Il y a quelque temps, une militante, démoralisée par les échecs successifs des mobilisations sociales, la pénalisation des actions de désobéissance civile et la répression des manifestations, nous demandait si vous avions « d’autres moyens » pour faire bouger les choses. Nous n’avons pas de baguette magique, mais nous souhaitons avec cet article apporter une petite lueur. Elle est allumée par le pouvoir d’agir de chacun.

Le street art contre la guerre

Si les voix peinent à se faire entendre dans la rue ou dans les hémicycles de pays démocratique comme la France (oui, certains nous contesterons ce terme), que dire d’autres régimes ? Que dire, par exemple, de la Russie où le seul fait de prononcer le mot « guerre » est passible d’emprisonnement ?

Alors voilà l’histoire d’une anthropologue russe, Alexandra Arkhipova, qui dès mars 2022, moins d’un mois après l’invasion de l’Ukraine, s’est questionnée sur l’expression de l’opposition des Russes à la guerre. Elle étudie depuis plus de 10 ans les manifestations et la protestation de rue en Russie. Faute de manifestations contre la guerre en Ukraine, Alexandra Arkhipova a demandé à ce qu’on lui envoie des photos de la protestation de rue prises un peu partout sur le territoire. Elle en a reçu bien davantage que prévu, ce qui débouche, aujourd’hui sur une exposition virtuelle : « Le street-art russe anonyme contre la guerre », visible ici.

Les figurines passent le message

Un texte du poète russe Osip Mandelshtam déposé dans une librairie de Saint-Petersbourg, « Arrêtez de tuer des enfants. Arrêtez Vladdy le sanglant » sur un pont de Moscou, « Paix, frères et sœurs »

L’un des intérêts de l’exposition tient dans la diversité des formes d’expression de ces « gens qui veulent dénoncer l’invasion russe en Ukraine (et qui n’ont aucun autre moyen de le faire) » [Ils] « ont commencé à peindre des graffitis, à coller des autocollants, à créer des montages – et à être sévèrement punis pour cela. Pour éviter la sanction, ils utilisent diverses méthodes de camouflage ».

La protestation « comme un acte solitaire » qui utilise « les armes des faibles », décrit Alexandra Arkhipova. Ainsi des messages anonymes dans l’espace urbain. Tags, affiches, jeux de mots prennent place dans les rues.
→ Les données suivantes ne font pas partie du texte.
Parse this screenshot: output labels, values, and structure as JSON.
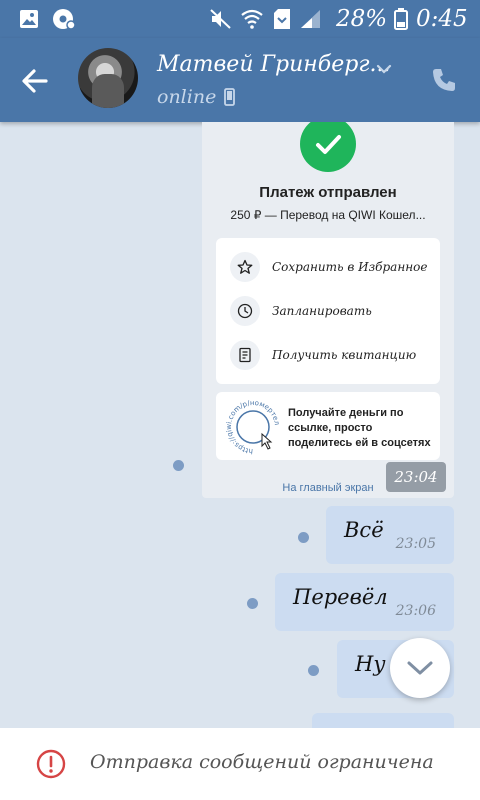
{
  "status_bar": {
    "battery_percent": "28%",
    "time": "0:45",
    "icons": [
      "gallery-icon",
      "gear-notification-icon",
      "mute-icon",
      "wifi-icon",
      "sim-icon",
      "signal-icon",
      "battery-icon"
    ]
  },
  "header": {
    "contact_name": "Матвей Гринберг...",
    "status": "online",
    "icons": [
      "back-arrow-icon",
      "chevron-down-icon",
      "mobile-icon",
      "phone-icon"
    ]
  },
  "chat": {
    "payment_card": {
      "title": "Платеж отправлен",
      "subtitle": "250 ₽ — Перевод на QIWI Кошел...",
      "options": [
        {
          "label": "Сохранить в Избранное",
          "icon": "star-icon"
        },
        {
          "label": "Запланировать",
          "icon": "clock-icon"
        },
        {
          "label": "Получить квитанцию",
          "icon": "receipt-icon"
        }
      ],
      "promo_text": "Получайте деньги по ссылке, просто поделитесь ей в соцсетях",
      "promo_graphic_text": "https://qiwi.com/p/номертелефона",
      "link_text": "На главный экран",
      "time": "23:04"
    },
    "messages": [
      {
        "text": "Всё",
        "time": "23:05"
      },
      {
        "text": "Перевёл",
        "time": "23:06"
      },
      {
        "text": "Ну",
        "time": ""
      }
    ]
  },
  "notice": {
    "text": "Отправка сообщений ограничена",
    "icon": "alert-icon"
  },
  "colors": {
    "header": "#4a76a8",
    "chat_background": "#dbe4ee",
    "outgoing_bubble": "#ccdcf1",
    "success": "#1fb55b",
    "alert": "#d64545"
  }
}
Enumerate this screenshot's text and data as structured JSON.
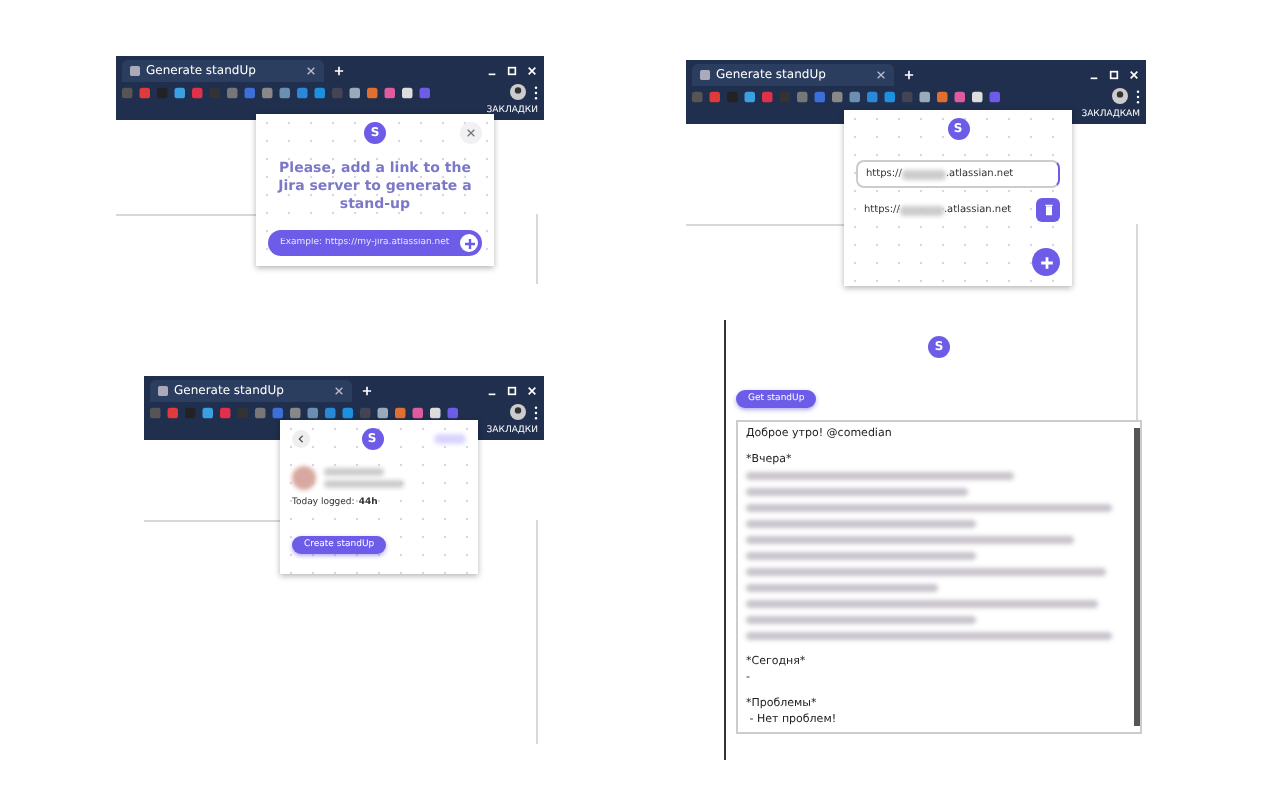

Parmi ces formes d’expression, la nano protestation est très répandue en Russie.

Mais de quoi parle-t-on ? Concrètement, de petites figurines représentant des personnages ou des animaux, porteuses d’un message (codé ou non) écrit sur un bout de papier. Les artistes les créent et déposent ensuite discrètement leur œuvre dans un lieu public.

Née en 2012 dans la région de Mourmansk, cette forme de protestation s’’est largement popularisée dans toute la Russie. Avec ses personnages inspirés de la pop culture, elle réinvente la contestation, tout en déployant une forte charge symbolique. Les personnages ne sont pas plus gros que des jouets et cela prend tout son sens : ils soulignent l’impossibilité de manifester massivement et bruyamment. Alors, « les jouets protestent parce que les gens ne peuvent plus ».

On ne peut que saluer le courage et la créativité ! Et si nous n’en sommes pas, ici, à devoir abandonner la rue, peut-être pouvons-nous aussi nous saisir de cette ludo-luttes.